Parution : en mai 2014 dans les éditions Actes sud. En poche en mai 2016 chez Babel. (Également sorti en juin 2017 au Livre de poche). Traduction de l’anglais (États-Unis) par Laure Manceau.
Broché : 432 pages – 23 € Poche : Livre de Poche 9.90
€ Babel 10.40 €
Le style, le genre : d’abord sous forme de nouvelle de science fiction qu’il met en ligne en 2011, Hugh propose la description d’une société où l’on ne percevrait plus le monde extérieur que par le biais d’un écran. Peu après, devant le nombre de messages de lecteurs lui réclamant une suite, il imagine quatre nouveaux épisodes – donnant naissance à «Silo», devenu depuis un best-seller international.

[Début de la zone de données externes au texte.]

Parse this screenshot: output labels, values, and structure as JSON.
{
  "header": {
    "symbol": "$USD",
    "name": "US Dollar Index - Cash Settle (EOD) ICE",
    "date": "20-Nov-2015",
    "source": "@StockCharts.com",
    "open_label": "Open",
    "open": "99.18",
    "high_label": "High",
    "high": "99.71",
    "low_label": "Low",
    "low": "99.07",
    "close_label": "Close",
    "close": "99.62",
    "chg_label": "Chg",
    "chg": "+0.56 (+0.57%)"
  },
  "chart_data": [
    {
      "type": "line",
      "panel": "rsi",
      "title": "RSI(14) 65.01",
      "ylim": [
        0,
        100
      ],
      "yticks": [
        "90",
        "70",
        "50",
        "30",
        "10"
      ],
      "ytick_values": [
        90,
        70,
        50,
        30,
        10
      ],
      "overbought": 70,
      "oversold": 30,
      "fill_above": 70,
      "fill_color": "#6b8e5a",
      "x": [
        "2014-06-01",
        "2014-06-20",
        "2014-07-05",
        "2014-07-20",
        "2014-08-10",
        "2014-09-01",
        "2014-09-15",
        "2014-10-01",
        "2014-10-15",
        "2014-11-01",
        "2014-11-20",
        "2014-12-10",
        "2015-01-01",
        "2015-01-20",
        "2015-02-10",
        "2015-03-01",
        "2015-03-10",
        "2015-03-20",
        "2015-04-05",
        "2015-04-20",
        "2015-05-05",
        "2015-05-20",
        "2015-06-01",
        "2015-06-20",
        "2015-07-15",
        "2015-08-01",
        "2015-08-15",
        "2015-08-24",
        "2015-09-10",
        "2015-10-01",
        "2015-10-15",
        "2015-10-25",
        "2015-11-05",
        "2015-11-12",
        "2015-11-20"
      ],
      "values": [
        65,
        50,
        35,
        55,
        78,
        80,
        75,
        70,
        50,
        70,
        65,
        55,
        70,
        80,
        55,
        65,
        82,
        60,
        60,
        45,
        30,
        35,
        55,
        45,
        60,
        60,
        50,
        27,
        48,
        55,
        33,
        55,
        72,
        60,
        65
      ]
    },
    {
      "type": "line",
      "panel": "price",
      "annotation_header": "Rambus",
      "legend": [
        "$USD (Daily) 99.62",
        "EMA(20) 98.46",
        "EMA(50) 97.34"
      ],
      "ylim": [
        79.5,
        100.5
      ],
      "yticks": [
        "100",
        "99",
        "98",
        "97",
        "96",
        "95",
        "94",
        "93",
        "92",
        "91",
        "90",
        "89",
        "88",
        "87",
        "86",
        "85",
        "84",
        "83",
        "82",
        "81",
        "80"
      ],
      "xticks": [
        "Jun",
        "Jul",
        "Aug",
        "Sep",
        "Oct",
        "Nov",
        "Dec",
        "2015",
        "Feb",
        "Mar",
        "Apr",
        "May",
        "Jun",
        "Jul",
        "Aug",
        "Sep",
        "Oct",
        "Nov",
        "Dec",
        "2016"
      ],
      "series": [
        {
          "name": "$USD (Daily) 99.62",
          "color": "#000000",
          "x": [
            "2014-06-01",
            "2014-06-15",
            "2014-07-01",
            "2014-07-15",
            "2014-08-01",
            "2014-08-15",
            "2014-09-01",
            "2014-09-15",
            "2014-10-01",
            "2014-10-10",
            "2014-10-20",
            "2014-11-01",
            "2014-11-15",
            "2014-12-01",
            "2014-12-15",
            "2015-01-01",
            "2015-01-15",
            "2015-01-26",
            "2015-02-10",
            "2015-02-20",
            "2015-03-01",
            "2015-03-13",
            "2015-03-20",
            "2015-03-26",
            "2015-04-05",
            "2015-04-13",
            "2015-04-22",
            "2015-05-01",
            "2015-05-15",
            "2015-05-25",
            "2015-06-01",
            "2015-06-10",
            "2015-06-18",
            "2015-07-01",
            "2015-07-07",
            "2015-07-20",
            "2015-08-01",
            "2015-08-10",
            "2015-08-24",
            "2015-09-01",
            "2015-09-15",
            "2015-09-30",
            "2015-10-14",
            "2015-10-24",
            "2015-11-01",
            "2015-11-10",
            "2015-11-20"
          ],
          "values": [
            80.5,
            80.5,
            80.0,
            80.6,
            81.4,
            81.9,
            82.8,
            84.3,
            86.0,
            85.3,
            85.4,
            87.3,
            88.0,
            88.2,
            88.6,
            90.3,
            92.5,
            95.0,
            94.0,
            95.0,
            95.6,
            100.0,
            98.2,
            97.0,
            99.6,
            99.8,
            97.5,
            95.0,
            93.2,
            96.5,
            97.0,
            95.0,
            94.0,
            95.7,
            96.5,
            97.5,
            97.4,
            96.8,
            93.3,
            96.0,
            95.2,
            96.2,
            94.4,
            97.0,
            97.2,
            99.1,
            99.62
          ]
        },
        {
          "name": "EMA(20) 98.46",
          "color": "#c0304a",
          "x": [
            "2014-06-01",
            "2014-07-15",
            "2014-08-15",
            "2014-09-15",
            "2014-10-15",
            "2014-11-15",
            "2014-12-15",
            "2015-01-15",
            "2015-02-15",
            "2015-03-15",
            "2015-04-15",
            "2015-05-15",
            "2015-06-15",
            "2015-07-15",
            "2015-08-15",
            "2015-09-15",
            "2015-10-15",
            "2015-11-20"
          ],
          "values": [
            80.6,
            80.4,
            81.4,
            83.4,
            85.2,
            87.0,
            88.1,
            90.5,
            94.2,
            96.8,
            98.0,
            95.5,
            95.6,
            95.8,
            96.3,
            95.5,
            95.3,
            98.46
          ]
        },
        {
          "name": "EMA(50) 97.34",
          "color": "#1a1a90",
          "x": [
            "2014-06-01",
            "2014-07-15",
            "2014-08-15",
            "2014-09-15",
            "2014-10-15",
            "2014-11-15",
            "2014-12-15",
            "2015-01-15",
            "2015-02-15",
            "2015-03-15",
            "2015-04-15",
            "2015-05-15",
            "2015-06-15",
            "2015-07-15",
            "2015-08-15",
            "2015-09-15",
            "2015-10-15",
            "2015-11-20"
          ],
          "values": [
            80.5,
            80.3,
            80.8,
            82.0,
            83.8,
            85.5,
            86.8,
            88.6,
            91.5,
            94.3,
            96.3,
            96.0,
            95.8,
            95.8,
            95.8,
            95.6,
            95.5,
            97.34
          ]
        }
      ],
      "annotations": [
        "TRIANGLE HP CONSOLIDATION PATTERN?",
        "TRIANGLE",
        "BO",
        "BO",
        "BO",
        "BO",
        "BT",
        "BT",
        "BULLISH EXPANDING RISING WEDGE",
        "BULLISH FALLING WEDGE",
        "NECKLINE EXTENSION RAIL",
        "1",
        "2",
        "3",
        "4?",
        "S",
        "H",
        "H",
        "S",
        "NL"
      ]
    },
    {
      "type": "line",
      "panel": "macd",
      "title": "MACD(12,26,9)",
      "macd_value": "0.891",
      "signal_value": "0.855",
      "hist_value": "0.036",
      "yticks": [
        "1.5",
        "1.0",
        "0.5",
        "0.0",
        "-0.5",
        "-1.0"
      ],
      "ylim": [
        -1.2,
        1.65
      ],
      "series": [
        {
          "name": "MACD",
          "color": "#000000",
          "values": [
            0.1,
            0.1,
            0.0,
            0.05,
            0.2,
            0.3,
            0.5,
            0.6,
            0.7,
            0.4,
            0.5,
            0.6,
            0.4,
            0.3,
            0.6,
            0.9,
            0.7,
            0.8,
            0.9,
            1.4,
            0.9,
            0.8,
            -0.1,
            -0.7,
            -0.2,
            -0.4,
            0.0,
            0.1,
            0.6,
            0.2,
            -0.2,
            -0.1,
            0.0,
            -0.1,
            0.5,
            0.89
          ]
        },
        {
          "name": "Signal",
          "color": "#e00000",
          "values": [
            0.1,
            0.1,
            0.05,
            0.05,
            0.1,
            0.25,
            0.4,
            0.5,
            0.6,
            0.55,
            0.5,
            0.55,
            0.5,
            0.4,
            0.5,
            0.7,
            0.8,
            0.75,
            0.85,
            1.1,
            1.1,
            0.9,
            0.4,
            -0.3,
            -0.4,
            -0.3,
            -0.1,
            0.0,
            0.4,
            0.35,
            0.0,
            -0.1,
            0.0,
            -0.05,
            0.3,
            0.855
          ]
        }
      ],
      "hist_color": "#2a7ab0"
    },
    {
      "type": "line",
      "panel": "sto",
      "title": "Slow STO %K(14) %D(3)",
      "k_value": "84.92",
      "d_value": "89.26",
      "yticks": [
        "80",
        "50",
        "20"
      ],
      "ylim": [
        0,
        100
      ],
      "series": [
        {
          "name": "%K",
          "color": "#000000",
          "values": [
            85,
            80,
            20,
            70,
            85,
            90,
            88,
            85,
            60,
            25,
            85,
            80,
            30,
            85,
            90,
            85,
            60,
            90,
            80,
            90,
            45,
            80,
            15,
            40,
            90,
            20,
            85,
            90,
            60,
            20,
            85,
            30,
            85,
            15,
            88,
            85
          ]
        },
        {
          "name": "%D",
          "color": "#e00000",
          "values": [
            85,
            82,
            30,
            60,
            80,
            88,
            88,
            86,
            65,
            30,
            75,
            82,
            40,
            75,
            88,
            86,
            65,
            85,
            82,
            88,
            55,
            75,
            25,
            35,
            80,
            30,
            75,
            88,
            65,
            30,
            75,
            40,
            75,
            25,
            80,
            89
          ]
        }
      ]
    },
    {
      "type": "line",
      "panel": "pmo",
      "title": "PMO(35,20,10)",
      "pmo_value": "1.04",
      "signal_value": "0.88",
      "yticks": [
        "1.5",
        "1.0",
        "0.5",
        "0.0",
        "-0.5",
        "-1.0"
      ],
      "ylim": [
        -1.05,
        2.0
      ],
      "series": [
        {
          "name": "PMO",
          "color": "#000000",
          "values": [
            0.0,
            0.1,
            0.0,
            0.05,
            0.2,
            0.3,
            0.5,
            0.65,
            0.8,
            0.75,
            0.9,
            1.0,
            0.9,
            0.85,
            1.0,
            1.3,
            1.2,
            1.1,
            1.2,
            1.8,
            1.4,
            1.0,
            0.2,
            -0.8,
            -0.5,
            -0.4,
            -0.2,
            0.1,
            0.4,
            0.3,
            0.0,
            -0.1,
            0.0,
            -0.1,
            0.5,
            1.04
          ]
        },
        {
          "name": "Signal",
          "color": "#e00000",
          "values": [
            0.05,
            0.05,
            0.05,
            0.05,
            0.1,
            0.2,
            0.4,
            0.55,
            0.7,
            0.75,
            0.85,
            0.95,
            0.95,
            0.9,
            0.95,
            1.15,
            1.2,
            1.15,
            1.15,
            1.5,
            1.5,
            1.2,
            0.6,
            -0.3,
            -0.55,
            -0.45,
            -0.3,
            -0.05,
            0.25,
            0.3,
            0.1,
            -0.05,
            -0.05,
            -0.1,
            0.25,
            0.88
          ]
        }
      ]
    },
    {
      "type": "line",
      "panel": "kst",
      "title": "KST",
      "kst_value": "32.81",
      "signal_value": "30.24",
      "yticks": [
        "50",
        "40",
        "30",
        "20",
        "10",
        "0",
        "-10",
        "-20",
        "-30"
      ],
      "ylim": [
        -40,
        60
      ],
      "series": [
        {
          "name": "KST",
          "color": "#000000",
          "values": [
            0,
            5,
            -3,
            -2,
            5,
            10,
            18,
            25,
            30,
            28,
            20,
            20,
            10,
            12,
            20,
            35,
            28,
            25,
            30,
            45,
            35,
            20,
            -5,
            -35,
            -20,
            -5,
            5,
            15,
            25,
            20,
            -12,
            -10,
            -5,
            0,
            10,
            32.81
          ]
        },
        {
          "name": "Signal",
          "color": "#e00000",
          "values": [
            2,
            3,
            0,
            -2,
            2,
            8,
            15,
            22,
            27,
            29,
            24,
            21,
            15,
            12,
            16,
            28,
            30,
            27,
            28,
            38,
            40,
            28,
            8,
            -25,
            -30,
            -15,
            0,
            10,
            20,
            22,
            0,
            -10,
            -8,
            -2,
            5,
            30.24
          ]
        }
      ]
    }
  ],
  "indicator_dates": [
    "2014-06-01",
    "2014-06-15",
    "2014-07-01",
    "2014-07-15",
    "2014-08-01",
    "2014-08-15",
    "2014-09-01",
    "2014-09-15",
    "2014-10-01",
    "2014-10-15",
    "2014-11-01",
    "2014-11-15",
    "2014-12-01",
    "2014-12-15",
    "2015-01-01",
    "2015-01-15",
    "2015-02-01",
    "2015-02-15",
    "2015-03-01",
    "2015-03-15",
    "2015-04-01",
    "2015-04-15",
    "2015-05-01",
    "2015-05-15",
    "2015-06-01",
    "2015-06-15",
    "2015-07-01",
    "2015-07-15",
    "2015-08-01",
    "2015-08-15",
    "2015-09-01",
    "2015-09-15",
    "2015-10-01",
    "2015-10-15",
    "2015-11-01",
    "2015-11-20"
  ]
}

L’auteur : Hugh Howey est né en 1975. Successivement capitaine de yacht, couvreur, puis employé dans une librairie universitaire, il vit désormais à bord de son catamaran, le Wayfinder, en Floride. Son projet : écrire le roman qu’il aurait envie de trouver au rayon SF de sa librairie. Ce sera la trilogie Silo, best-seller mondial, traduite dans plus de quarante pays. Actes Sud a également publié Phare 23, Outresable, Outredune et Une colonie.
Les lieux : dans des silos sur une Terre dévastée.
L’histoire : attention l’intrigue se dévoile À la suite d’un soulèvement, les habitants du silo 18 sont face à une nouvelle donne. Certains embrassent le changement, d’autres appréhendent l’inconnu. Personne n’est maître de son destin. Le silo est toujours sous la menace de ceux qui veulent le détruire. Et Juliette sait qu’elle doit les arrêter. La bataille pour le silo a été gagnée. La guerre pour l’humanité ne fait que commencer. Donald a pris la place de Thurman. Juliette, quant à elle, est maire du silo 18, et compte en découdre avec les dirigeants du silo 1. Le compte à rebours commence. Donald parviendra-t-il à déjouer la logique macabre du silo 1 ? Juliette réussira-t-elle à s’échapper du silo 18 ? La vie sur Terre pourra-t-elle reprendre, ou s’agit-il d’un ultime leurre ? Avec «Silo Générations», Hugh Howey apporte la touche finale à un cycle déjà culte.
Mon avis : le 3e volet tient ses promesses, haletant et addictif, je n’ai pas ressenti les moments un peu « mous » du 2e tome. Il est aussi plus clair, moins d’allers et retours dans le passé qui mettaient un peu la cervelle à l’envers ! La manipulation des esprits est ici bien présente et instructive. Il y a quelques années encore j’aurai lu ce livre de manière détendue mais aujourd’hui avec l’arrivée de l’IA, les menaces internationales de toute nature et les fous furieux, ou les incapables, qui dirigent certains pays, les mers de plastiques et la disparition de nombreux êtres vivants, cette lecture devient beaucoup plus inquiétante et interroge sur la capacité des Humains à réfléchir face à des manipulations diverses et variées… La dystopie ne serait-elle plus seulement un procédé littéraire ?
Pour résumer : je conseille ce roman de SF à un large public.